Em quarto lugar, o problema da governança global. A crise ucraniana teve uma consequência inesperada. Querendo colocar pressão sobre a Rússia, os Estados Unidos usaram força política para intervir no funcionamento dos mercados globais. Aqui trata-se da exclusão dos bancos russos dos sistemas internacionais de pagamento, bem como a manipulação das agências de rating e o impacto das instituições financeiras internacionais. A China não deixa de prestar atenção a esse fato, pois tais medidas podem ser aplicadas contra qualquer país que entra em um conflito sério com os Estados Unidos. Portanto, a China é igual à Rússia, está interessada em enfraquecer o monopólio americano nos assuntos econômicos globais.

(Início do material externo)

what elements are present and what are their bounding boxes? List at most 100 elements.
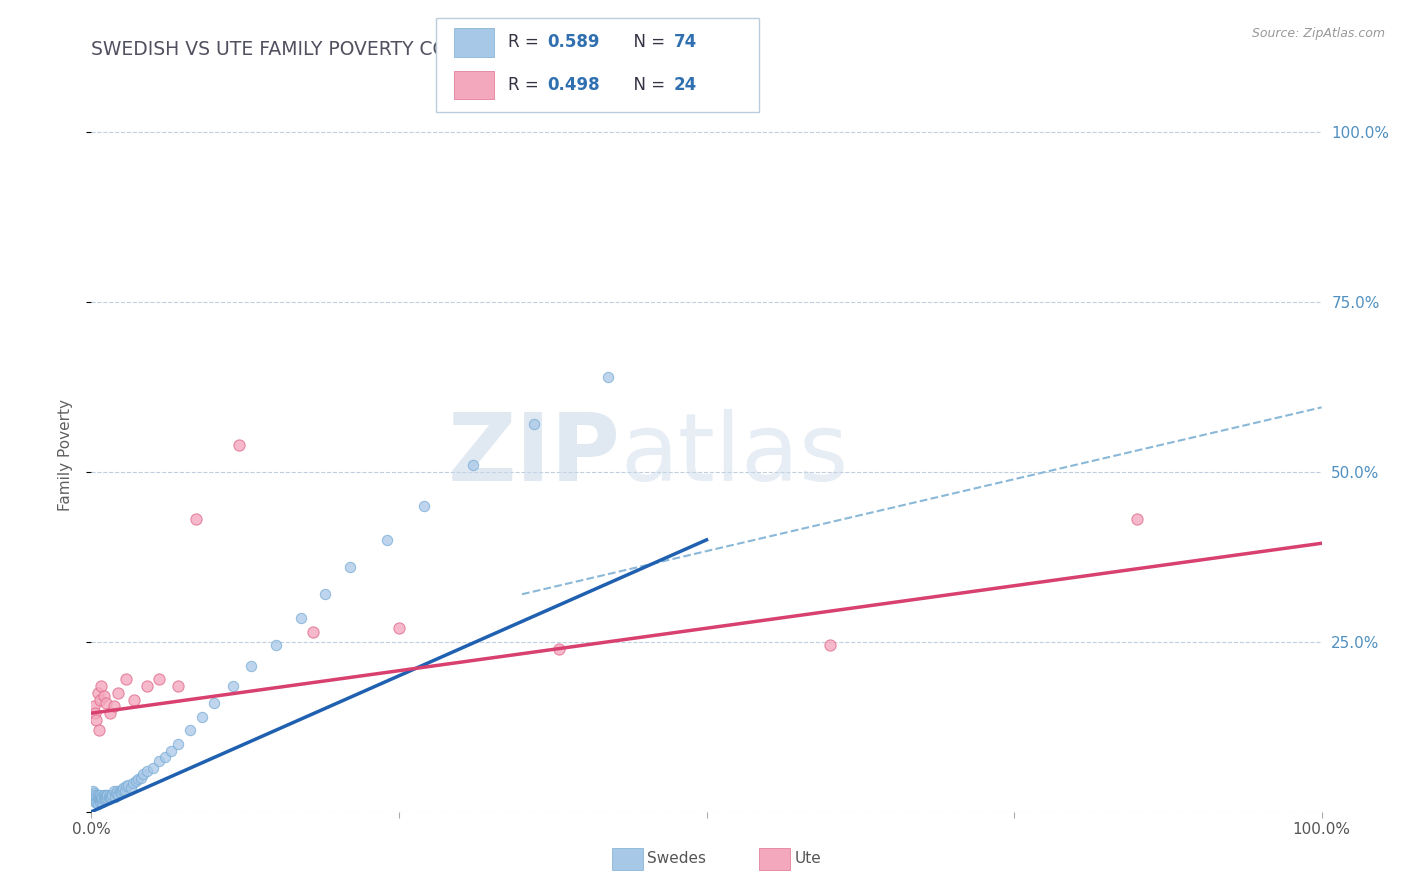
Point [142, 760, 165, 774]
Point [132, 767, 155, 781]
Text: SWEDISH VS UTE FAMILY POVERTY CORRELATION CHART: SWEDISH VS UTE FAMILY POVERTY CORRELATIO… [91, 40, 623, 59]
Point [1126, 512, 1149, 526]
Point [191, 709, 214, 723]
Point [240, 658, 263, 673]
Point [184, 512, 207, 526]
Point [86, 795, 108, 809]
Point [86, 791, 108, 805]
Point [90, 789, 112, 804]
Point [290, 611, 312, 625]
Point [82, 788, 104, 802]
Point [314, 587, 336, 601]
Point [91, 795, 114, 809]
Point [89, 791, 111, 805]
Point [120, 780, 142, 795]
Point [83, 792, 105, 806]
Point [96, 788, 118, 802]
Point [84, 791, 107, 805]
Point [228, 438, 250, 452]
Point [86, 713, 108, 727]
Point [84, 795, 107, 809]
Text: Swedes: Swedes [647, 852, 706, 866]
Point [264, 638, 287, 652]
Point [90, 679, 112, 693]
Point [596, 369, 619, 384]
Point [89, 788, 111, 802]
Point [523, 417, 546, 432]
Point [96, 792, 117, 806]
Text: R =: R = [508, 34, 544, 52]
Text: 0.589: 0.589 [547, 34, 599, 52]
Point [100, 789, 122, 804]
Point [98, 791, 121, 805]
Point [97, 789, 120, 804]
Point [135, 764, 157, 778]
Point [112, 780, 135, 795]
Text: atlas: atlas [620, 409, 849, 501]
Point [86, 789, 108, 804]
Point [461, 458, 484, 472]
Point [90, 792, 112, 806]
Point [202, 696, 225, 710]
Point [818, 638, 841, 652]
Point [82, 784, 104, 798]
Text: Ute: Ute [794, 852, 821, 866]
Text: N =: N = [623, 34, 671, 52]
Point [86, 788, 108, 802]
Point [117, 778, 139, 792]
Point [94, 791, 117, 805]
Point [84, 706, 107, 721]
Point [86, 686, 108, 700]
Point [166, 679, 188, 693]
Y-axis label: Family Poverty: Family Poverty [58, 399, 73, 511]
Point [110, 786, 132, 800]
Point [148, 672, 170, 686]
Point [83, 786, 105, 800]
Point [96, 788, 117, 802]
Point [108, 784, 131, 798]
Point [98, 788, 121, 802]
Point [89, 795, 111, 809]
Text: Source: ZipAtlas.com: Source: ZipAtlas.com [1251, 27, 1385, 40]
Point [103, 784, 125, 798]
Point [105, 784, 128, 798]
Point [96, 696, 117, 710]
Point [339, 560, 361, 574]
Text: 24: 24 [673, 76, 697, 94]
Point [89, 692, 111, 706]
Point [87, 723, 110, 738]
Point [301, 624, 323, 639]
Point [388, 621, 411, 635]
Point [83, 789, 105, 804]
Point [84, 788, 107, 802]
Point [107, 788, 129, 802]
Point [547, 641, 569, 656]
Point [101, 788, 124, 802]
Point [124, 692, 146, 706]
Point [153, 750, 177, 764]
Point [114, 672, 138, 686]
Point [129, 771, 152, 785]
Point [86, 792, 108, 806]
Point [91, 791, 114, 805]
Text: N =: N = [623, 76, 671, 94]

Em quinto lugar, os novos estímulos para o desenvolvimento. A China, como qualquer outro país orientado para a exportação, depende do ambiente externo e está destinada a buscar constantemente novos mercados. Por causa do medo do desequilíbrio econômico, a Rússia até recentemente tinha uma reação cautelosa quanto aos investimentos chineses em massa. A aproximação política promove o reforço de tais contatos, como mostrou a visita de Vladímir Pútin a Pequim.
O relacionamento na parceria russo-chinesa não promete ser fácil. Dois vizinhos gigantescos com ricas tradições de império estão fadados a discordâncias e interesses divergentes. Mas isso é natural. O mais importante não é a ausência de conflitos, mas a capacidade de lidar com eles. A Rússia terá de aprender a compensar sua fraqueza econômica relativamente à China com habilidade política e experiência. Nesse aspecto, Moscou está à frente de Pequim.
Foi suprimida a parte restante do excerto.